Big Data the SQL way
September 23, 2020

Big Data the SQL way

Anonymous | TrustRadius Reviewer
Score 8 out of 10
Vetted Review
Verified User
Review Source

Overall Satisfaction with Apache Hive

I am working as a Research Assistant where I have to process tons of data to produce appropriate findings. Our NLP lab used it for all its big data processing, for example: removing urls, finding counts of specific words, etc. Mainly it assisted in all the processing, cleaning on big datasets we collected for our research.
  • The SQL-like query language is very familiar to all the CS students. Hence, it's easy to use.
  • I used it on a server so I realize it is very scalable and can be used to process small and big datasets.
  • I particularly liked the UDF functionality where the user could define functions to produce particular output.
  • Transactions are not supported
  • Lack of subqueries made some tasks achievable only when completing one query and then the subsequent one
  • It is not as fast as spark.
  • A good engine for data analysis
  • Easy syntax lead to fast learning for NLP team.
  • Shifted to spark later on which supports almost all Hive functions and was faster
Hive and Spark have the same parent company hence they share a lot of common features. Hive follows SQL syntax while Spark has support for RDD, DataFrame API. DataFrame API supports both SQL syntax and has custom functions to perform the same functionality. Spark is faster and can run on distributed systems while Hive is slower.
While I used Hive a lot recently, I never faced issues that lead me to look for technical support. The documentation for developer reference is good enough, although I like the documentation for Spark much more. Since Hive follows SQL syntax, it's very easy to find references for queries online.
I rate it highly because it is easy to use and scalable. The SQL syntax enables the user to quickly jump in. It also works really well for datasets that have a large disk size. Also, the documentation is good enough for new users.

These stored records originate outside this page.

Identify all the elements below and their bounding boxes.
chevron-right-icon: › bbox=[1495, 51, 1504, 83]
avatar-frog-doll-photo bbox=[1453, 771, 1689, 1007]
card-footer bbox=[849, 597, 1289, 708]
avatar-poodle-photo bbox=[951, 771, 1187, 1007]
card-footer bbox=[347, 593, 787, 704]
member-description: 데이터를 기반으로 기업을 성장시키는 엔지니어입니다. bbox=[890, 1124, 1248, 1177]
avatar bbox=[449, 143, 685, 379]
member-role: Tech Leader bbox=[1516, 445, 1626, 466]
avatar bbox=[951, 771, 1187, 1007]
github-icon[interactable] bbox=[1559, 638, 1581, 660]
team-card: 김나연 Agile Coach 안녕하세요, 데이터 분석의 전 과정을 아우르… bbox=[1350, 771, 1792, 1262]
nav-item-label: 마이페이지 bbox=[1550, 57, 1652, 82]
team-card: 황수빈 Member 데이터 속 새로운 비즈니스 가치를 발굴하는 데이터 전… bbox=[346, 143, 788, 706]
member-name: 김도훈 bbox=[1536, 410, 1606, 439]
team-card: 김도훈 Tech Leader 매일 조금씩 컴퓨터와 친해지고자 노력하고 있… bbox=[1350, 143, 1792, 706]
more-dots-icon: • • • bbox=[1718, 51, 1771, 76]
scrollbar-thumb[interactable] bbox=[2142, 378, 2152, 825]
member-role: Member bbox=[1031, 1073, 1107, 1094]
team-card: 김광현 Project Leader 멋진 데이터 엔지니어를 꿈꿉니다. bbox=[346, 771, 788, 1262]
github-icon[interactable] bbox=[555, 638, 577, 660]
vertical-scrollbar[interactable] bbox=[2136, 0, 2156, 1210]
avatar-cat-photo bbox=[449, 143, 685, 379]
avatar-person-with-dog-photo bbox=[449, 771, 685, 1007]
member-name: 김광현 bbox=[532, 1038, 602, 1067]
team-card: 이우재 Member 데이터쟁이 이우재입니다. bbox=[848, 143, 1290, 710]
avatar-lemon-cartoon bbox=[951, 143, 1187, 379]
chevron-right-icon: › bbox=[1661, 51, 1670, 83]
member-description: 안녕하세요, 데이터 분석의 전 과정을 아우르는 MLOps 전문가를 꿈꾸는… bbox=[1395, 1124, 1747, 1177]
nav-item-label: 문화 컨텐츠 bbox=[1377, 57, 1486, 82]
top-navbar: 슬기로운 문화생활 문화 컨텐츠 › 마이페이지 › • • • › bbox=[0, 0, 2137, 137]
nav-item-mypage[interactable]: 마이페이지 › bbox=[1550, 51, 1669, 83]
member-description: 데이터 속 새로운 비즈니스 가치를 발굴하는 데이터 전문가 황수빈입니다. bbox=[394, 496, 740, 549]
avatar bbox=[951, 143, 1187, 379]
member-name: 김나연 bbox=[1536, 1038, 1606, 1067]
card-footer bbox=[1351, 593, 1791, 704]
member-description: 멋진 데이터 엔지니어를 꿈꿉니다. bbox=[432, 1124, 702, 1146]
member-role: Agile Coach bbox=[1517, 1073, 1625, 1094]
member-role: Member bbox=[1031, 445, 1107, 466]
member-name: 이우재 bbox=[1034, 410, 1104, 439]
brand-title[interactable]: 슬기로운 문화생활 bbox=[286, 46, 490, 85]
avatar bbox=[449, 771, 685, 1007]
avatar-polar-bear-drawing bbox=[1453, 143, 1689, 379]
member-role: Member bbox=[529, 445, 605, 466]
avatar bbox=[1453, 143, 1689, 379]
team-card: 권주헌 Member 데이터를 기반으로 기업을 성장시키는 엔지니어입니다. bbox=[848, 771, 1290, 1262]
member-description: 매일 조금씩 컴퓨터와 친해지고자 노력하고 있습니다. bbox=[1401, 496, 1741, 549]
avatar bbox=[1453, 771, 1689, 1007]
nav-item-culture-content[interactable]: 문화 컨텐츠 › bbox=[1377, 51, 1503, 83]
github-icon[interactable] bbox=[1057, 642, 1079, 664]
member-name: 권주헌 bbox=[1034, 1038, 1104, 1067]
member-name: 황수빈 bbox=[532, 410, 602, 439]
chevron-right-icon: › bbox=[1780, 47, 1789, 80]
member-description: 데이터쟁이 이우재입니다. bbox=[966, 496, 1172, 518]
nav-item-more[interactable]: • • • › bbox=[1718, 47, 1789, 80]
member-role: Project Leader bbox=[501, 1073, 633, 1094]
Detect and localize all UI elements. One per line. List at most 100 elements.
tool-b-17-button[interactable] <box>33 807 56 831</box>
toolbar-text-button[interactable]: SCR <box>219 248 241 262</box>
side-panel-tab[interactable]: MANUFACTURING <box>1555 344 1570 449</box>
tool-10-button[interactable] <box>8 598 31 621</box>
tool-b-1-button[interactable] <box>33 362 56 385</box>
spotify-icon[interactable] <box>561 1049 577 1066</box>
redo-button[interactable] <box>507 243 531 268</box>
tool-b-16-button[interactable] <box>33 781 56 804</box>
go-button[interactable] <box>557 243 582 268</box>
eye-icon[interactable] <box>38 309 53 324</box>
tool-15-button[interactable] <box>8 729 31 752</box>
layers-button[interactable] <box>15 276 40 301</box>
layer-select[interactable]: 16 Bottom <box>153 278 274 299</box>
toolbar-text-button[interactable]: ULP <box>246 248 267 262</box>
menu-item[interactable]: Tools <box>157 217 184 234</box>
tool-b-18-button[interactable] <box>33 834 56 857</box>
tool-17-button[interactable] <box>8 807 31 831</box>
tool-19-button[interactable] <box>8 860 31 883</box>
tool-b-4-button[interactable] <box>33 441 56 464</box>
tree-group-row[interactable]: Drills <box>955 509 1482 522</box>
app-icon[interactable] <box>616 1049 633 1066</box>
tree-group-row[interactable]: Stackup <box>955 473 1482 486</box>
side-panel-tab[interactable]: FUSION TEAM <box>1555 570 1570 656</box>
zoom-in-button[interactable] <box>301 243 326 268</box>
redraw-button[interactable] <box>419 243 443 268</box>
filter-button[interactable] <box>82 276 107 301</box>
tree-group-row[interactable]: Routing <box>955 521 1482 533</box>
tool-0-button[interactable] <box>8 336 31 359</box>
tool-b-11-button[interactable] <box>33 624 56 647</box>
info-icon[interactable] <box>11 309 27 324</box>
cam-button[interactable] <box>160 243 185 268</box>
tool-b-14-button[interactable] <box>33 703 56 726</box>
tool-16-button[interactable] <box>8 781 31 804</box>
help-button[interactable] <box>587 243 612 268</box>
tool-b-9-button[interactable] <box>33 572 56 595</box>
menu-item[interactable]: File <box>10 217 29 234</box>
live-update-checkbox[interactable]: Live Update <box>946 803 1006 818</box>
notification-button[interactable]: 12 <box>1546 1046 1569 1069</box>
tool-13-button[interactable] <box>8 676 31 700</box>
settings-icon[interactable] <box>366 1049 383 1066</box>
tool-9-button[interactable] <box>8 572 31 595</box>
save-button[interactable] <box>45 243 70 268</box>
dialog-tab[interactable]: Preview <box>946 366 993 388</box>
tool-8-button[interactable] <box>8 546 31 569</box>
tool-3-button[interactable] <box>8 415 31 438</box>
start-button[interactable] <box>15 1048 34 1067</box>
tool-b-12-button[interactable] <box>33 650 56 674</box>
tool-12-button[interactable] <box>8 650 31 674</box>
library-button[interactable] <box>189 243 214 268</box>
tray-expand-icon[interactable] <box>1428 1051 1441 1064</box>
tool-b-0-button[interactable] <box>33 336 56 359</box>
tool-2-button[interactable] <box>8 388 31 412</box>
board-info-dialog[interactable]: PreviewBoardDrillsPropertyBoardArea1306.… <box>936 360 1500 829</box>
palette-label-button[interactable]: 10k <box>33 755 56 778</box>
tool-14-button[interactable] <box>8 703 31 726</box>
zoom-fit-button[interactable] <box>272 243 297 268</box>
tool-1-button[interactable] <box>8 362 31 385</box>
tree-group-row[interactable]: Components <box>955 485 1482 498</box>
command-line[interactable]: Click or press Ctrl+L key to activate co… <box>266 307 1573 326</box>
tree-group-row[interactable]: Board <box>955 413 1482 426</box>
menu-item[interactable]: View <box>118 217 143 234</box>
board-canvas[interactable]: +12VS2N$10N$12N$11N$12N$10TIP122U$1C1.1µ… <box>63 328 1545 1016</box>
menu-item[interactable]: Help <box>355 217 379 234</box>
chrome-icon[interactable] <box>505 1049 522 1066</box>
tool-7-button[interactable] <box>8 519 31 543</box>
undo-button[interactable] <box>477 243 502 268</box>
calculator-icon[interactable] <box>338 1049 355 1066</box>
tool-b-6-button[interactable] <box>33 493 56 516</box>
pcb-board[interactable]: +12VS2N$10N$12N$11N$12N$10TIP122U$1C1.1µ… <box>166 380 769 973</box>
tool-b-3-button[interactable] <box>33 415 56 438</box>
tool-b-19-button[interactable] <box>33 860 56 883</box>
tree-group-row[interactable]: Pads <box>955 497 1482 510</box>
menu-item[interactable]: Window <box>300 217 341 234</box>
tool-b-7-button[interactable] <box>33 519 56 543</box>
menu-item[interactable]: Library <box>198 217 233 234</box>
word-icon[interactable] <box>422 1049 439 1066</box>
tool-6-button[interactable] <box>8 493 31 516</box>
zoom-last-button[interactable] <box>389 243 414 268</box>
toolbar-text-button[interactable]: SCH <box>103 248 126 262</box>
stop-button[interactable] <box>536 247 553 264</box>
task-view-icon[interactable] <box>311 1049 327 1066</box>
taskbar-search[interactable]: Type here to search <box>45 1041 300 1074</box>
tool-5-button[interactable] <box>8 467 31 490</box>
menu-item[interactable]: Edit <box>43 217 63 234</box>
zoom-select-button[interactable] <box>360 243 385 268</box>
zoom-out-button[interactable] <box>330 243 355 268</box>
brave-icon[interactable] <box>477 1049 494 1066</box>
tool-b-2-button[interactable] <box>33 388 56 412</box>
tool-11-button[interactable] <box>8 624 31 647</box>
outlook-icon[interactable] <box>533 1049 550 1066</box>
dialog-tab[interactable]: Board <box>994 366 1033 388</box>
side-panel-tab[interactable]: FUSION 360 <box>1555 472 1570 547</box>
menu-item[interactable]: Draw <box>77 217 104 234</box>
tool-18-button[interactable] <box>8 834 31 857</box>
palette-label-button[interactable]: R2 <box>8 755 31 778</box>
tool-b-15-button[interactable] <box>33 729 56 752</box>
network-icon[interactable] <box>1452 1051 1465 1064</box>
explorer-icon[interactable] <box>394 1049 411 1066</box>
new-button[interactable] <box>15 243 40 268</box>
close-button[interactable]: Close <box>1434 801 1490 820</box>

Do you think Apache Hive delivers good value for the price?


Are you happy with Apache Hive's feature set?


Did Apache Hive live up to sales and marketing promises?

I wasn't involved with the selection/purchase process

Did implementation of Apache Hive go as expected?


Would you buy Apache Hive again?


Apache Hive is very well suited for those who are very familiar to SQL query syntax. Due to its easy to use syntax, it can really help in scenarios where a conventional database cannot be used for analysis of big datasets.

On the other hand, it's definitely slower than some other alternatives such as spark. Also, it's not recommended to use it in processing small datasets. Pandas and other normal data loading libraries can be useful to deal with small datasets.